Alternatively, you may prefer to try a powder starter powder by ordering the Yogourmet Freeze-Dried yoghurt starter from Lucy's Kitchen Shop
There are two main ways to prepare SCD yoghurt. The first is to buy a yoghurt maker. If you do, make sure it can run at the right temperature. Not all types of yoghurt makers are suitable, because they run at the wrong temperature for SCD. In our experience, the following models run at too high a temperature for SCD yoghurt making:
- EasyYo Electric Yoghurt Maker
- Ian's Easy Yoghurt Makers
- Easy Yoghurt models
- Moulenex yoghurt maker
- Fruit & Meat deydrators such as Vacola's (because even though there is a temperature control, it still seems to run at too hot a temperature)
- the American Yogourmet model (perhaps because the Yogourmets were designed for American not Australian voltage and in Australia these units have to be run through a transformer)
None of these models are suitable for SCD yoghurt making in Australia. In general, we advise be cautious about any model that does not have temperature control - and even then, please still use a thermometer to check the temperature.
The second way is to design your own method using everyday appliances around the home. For example, in Breaking the Vicious Cycle, one method is described using a stove. If you design your own method, make sure it is safe! If you are unsure, ask someone who knows.
Using some electrical frypan models will work well. One model is the Sunbeam electric frypan FP5910 (the Classic Banquet 38cm or 15"). Another SCDer has used a Black and Decker model. Others have picked up old electrical frypans from thrift shops. Try them out and use a a good (non-mercury) cooking thermometer to check the temperature as you are fermenting the yoghurt.
One method is to boil the milk in a 2 litre Corningware casserole dish, let it cool, add yoghurt culture, set the frypan setting on low, transfer the dish to the frypan, add water around the dish and in the frypan to distribute the heat more evenly, and leave for 24 hours. For the first few times making yoghurt, check that it keeps the temperature at around 40 degrees. Then put the Corningware dish into the fridge. How easy is that! The disadvantage with the Corningware is that the milk takes ages to cool, at least an hour.

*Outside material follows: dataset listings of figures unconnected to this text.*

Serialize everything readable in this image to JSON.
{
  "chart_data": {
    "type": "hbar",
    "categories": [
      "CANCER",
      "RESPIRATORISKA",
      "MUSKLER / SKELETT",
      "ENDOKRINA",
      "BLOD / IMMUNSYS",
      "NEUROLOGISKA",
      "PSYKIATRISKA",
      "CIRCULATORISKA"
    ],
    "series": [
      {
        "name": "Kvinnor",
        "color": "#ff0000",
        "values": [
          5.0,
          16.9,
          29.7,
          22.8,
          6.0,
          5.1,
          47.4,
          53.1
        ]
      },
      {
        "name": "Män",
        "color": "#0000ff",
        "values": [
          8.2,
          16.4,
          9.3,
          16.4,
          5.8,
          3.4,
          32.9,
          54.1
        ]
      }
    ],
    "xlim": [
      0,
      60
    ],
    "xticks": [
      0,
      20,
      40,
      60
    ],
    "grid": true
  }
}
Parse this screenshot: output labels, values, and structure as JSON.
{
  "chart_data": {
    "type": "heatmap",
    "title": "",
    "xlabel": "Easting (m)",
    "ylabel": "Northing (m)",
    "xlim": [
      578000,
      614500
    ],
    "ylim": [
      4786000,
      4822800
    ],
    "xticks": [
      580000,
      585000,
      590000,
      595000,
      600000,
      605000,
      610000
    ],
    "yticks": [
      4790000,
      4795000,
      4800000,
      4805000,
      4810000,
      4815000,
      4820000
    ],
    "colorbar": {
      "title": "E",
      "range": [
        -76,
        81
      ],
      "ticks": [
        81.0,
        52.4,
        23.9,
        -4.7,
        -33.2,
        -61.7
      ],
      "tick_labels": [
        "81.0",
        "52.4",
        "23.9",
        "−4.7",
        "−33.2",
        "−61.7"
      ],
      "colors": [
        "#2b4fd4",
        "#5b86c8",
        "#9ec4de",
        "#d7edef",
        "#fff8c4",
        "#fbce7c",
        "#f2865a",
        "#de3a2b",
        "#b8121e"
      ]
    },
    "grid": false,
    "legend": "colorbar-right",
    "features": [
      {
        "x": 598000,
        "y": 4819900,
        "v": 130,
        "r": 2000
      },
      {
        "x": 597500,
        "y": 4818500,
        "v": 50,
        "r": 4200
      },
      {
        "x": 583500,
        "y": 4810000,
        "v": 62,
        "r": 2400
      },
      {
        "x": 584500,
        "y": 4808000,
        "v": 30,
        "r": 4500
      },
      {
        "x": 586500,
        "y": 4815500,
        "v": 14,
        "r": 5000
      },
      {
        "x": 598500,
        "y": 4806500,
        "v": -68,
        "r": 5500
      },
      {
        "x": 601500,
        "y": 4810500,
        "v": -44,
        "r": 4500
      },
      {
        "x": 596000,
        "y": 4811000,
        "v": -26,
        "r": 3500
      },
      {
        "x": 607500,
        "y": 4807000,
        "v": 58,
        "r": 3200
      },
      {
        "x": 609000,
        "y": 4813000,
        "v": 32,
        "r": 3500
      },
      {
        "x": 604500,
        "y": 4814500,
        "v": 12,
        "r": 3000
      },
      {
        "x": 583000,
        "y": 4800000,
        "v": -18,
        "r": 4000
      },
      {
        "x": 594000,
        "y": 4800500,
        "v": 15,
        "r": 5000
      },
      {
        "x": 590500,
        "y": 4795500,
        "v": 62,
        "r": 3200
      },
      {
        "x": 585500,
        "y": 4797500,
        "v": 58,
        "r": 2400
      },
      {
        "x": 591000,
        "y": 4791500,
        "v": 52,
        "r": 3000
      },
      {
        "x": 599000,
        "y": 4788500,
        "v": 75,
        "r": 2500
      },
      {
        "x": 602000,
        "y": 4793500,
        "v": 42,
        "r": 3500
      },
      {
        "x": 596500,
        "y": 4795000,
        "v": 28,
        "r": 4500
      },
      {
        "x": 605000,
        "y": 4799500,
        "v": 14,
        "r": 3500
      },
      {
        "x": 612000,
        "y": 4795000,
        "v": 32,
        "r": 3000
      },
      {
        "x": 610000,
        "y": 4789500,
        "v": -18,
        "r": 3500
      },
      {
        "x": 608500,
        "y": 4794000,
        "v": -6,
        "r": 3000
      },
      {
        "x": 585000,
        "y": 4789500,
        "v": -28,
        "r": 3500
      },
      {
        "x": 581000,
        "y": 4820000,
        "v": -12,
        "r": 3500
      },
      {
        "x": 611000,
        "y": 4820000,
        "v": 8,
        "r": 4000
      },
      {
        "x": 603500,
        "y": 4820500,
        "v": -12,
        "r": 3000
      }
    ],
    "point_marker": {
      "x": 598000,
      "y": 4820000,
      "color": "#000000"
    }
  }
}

Another method is to heat the milk in a saucepan, cool, add yoghurt culture, and then transfer to glass jars and place in the pan. I used a 1 litre honey jar to culture cream in and it fitted in the pan along with the 2 litre casserole dish. If you use jars, you can wrap glad wrap around the top, and fix with an elastic band if you want.
Warning - regular casserole dishes are NOT ok for stovetop use. But should be fine to put in the frypan on low setting.
The box and globe method
A simple,cheap way to make yoghurt is from 2 polystyrene boxes('brocolli' boxes) from a fruitshop and a lamp base (short) with a 25Watt globe. But make sure you apply this method safely!
Place the lamp in the middle of a box, your containers filled with yoghurt with lids or gladwrap on them, then place the 2nd box upside down on top. Turn the lamp on and leave for 24hours. In a warm climate, 25 watts will maintain a constant ideal temperature. Place the top box on a bit of an angle so some heat can flow out. For the first time, leave a thermometer in the yoghurt so you can see the temperature and check it every few hours. My thermometer sticks up out of my yoghurt , so I place gladwrap over it and the yoghurt so I can see the temperature. In cooler temperatures, you may need a different sized globe. It works so well for me, and I can easily make 5 or 6 litres at a time.
Some SCDers have found second hand yoghurt makers in thrift shops that work well. If you use these yoghurt makers, just check the temperature to make sure they do not run too hot.
Design your own method
It might be worth you designing your own method, perhaps using appliances already around the home. The key is to make sure you can check that the temperature is right. You might try crockpots, warming trays, home brewing equipment, or a Nesco Cooker.